[issue3132] implement PEP 3118 struct changes

Mark Dickinson report at bugs.python.org
Fri Dec 3 09:36:34 CET 2010


Mark Dickinson <dickinsm at gmail.com> added the comment:

> For reference, Numpy's PEP 3118 implementation is here:

Thanks for that, and the other information you give;  that's helpful.

It sounds like we're on the same page with respect to alignment of substructs.  (Bar the mostly academic question of max versus lcm.)

I still like the idea of scoped endianness markers in the substructs, but  if we have to abandon that for compatibility with NumPy that's okay.

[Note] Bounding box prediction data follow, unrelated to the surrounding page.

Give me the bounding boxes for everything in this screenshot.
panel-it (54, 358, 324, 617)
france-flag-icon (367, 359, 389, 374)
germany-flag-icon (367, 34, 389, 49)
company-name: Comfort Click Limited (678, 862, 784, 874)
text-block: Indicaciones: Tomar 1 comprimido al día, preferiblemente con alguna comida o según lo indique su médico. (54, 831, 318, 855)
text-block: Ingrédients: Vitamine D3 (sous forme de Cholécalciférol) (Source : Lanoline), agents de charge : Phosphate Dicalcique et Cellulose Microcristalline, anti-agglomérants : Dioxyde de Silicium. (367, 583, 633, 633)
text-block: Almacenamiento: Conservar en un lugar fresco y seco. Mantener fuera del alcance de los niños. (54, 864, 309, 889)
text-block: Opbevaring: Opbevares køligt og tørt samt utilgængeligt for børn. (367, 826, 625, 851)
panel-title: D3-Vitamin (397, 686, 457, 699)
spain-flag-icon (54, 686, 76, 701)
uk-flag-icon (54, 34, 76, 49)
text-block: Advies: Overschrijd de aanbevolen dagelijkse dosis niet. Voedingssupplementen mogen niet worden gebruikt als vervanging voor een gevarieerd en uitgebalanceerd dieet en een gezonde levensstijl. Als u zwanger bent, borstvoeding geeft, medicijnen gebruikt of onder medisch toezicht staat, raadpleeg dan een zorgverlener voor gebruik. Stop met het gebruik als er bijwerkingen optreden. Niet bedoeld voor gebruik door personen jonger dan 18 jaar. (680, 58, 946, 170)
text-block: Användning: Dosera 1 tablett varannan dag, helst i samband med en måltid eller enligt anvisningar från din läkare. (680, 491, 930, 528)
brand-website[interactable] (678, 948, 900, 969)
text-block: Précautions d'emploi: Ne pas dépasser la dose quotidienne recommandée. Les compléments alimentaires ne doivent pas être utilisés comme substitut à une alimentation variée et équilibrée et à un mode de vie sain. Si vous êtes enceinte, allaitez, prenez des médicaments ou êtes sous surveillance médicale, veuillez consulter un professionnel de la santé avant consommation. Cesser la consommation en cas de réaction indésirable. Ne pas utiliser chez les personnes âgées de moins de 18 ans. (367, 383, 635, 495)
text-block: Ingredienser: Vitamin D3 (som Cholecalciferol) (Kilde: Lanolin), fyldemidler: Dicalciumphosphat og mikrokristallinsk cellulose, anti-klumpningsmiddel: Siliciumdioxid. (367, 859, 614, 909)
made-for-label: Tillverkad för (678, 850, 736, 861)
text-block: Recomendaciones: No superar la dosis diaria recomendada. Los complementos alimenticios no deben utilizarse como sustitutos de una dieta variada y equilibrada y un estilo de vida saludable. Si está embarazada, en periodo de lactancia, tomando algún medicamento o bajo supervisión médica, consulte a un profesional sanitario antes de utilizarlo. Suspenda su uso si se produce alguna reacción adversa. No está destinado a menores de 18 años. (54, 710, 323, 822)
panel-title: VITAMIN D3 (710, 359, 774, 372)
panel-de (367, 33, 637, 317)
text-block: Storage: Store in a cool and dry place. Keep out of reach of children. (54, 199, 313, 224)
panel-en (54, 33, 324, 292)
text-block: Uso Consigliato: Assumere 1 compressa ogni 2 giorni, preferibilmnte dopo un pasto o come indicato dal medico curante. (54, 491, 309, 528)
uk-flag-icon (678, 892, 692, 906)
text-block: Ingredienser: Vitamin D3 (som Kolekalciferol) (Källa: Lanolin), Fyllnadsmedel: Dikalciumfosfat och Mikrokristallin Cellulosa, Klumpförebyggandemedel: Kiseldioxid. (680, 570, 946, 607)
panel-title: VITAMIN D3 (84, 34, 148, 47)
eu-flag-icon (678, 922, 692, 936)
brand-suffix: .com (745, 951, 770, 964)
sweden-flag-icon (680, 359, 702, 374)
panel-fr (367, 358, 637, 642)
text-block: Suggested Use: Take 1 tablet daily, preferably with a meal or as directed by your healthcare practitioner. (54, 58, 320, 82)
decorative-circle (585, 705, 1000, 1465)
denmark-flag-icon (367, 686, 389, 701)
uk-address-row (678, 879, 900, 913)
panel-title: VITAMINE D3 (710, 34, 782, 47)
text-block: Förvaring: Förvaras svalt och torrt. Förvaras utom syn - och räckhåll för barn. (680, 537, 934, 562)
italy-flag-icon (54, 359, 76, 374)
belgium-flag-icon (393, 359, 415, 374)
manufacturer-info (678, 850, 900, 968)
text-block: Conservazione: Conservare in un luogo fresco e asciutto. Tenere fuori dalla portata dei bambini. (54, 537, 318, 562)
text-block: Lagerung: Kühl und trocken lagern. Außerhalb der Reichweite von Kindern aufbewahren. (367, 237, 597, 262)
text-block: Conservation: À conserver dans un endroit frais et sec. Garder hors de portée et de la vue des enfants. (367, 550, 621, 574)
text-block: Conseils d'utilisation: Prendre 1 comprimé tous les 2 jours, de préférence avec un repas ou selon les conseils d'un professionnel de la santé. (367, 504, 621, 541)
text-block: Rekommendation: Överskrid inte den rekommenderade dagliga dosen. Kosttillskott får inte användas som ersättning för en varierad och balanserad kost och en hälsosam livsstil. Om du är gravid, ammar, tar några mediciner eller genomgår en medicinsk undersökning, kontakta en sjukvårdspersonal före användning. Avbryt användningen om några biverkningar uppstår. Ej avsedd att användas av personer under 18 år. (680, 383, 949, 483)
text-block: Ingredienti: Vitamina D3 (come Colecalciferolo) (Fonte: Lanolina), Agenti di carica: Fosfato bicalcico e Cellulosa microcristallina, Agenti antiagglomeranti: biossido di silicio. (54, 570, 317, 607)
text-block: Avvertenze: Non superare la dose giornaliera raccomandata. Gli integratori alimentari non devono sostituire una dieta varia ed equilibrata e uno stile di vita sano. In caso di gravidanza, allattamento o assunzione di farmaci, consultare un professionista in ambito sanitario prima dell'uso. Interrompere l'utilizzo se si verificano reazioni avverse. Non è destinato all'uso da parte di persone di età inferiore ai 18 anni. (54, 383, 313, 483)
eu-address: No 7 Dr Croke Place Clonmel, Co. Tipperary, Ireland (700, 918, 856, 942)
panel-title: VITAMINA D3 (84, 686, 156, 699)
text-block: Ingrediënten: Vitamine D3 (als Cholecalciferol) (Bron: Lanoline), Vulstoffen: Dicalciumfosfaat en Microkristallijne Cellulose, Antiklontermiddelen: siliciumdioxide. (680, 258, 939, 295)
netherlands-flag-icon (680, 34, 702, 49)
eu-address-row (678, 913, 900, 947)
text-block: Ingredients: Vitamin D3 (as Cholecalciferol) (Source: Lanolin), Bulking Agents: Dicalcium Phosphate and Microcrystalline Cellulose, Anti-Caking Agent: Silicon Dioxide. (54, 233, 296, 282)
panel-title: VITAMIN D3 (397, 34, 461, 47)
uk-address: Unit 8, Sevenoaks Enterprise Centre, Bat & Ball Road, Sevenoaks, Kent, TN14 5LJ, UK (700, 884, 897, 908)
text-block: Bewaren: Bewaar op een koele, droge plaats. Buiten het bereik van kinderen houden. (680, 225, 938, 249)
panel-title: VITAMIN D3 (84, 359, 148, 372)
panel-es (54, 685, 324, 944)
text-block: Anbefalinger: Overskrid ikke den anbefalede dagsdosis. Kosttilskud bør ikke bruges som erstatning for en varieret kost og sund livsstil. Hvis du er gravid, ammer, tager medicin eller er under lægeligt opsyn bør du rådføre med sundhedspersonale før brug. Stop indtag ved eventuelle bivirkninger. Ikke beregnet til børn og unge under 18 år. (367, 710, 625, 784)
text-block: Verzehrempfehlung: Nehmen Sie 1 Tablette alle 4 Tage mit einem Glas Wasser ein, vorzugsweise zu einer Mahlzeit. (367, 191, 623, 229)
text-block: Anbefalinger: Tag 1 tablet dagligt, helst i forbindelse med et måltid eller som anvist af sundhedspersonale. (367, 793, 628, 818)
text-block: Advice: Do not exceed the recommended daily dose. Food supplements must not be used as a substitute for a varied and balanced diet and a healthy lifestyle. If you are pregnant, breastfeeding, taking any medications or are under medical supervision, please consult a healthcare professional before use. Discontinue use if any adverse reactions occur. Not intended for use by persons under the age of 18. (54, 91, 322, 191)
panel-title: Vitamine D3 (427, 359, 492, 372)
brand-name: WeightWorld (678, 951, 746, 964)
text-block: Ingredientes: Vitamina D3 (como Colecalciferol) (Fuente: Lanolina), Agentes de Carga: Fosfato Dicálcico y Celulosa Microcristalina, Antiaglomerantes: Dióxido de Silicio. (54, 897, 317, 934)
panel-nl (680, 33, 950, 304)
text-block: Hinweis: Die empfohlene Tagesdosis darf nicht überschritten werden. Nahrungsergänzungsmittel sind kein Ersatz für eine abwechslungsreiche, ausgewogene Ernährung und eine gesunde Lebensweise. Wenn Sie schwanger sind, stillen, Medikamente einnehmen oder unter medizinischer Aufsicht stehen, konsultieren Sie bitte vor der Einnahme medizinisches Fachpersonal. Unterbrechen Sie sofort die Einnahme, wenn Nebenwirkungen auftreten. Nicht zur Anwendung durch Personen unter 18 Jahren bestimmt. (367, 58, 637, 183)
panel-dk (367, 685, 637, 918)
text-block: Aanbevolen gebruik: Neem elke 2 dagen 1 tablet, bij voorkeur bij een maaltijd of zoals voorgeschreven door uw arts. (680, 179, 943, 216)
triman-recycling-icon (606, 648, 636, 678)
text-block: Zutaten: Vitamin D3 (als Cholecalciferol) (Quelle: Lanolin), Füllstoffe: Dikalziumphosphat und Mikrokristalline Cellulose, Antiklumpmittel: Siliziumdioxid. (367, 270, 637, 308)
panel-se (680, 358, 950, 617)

- I assumed the 'O' format in the PEP is supposed to be similar to Numpy
  object arrays. This implies some reference counting semantics. The
  Numpy PEP 3118 implementation assumes the memory contains borrowed
  references, valid at least until the buffer is released.
  Unpacking 'O' should probably INCREF whatever PyObject* pointer is
  there.

I'm still confused about how this could work:  when unpacking, how do you know whether the PyObject* pointer points to a valid object or not?  You can ensure that the pointer will always point to a valid object by having the *pack* operation increment reference counts, but then you need a way to automatically decref when the packed string goes out of scope.  So the object returned by 'pack' would somehow have to be something other than a plain string, so that it can deal with automatically doing the DECREF of the held PyObject* pointers when it goes out of scope.

What's the need to have the 'O' format in the struct module?  Is it really necessary there?  Can we get away with not implementing it?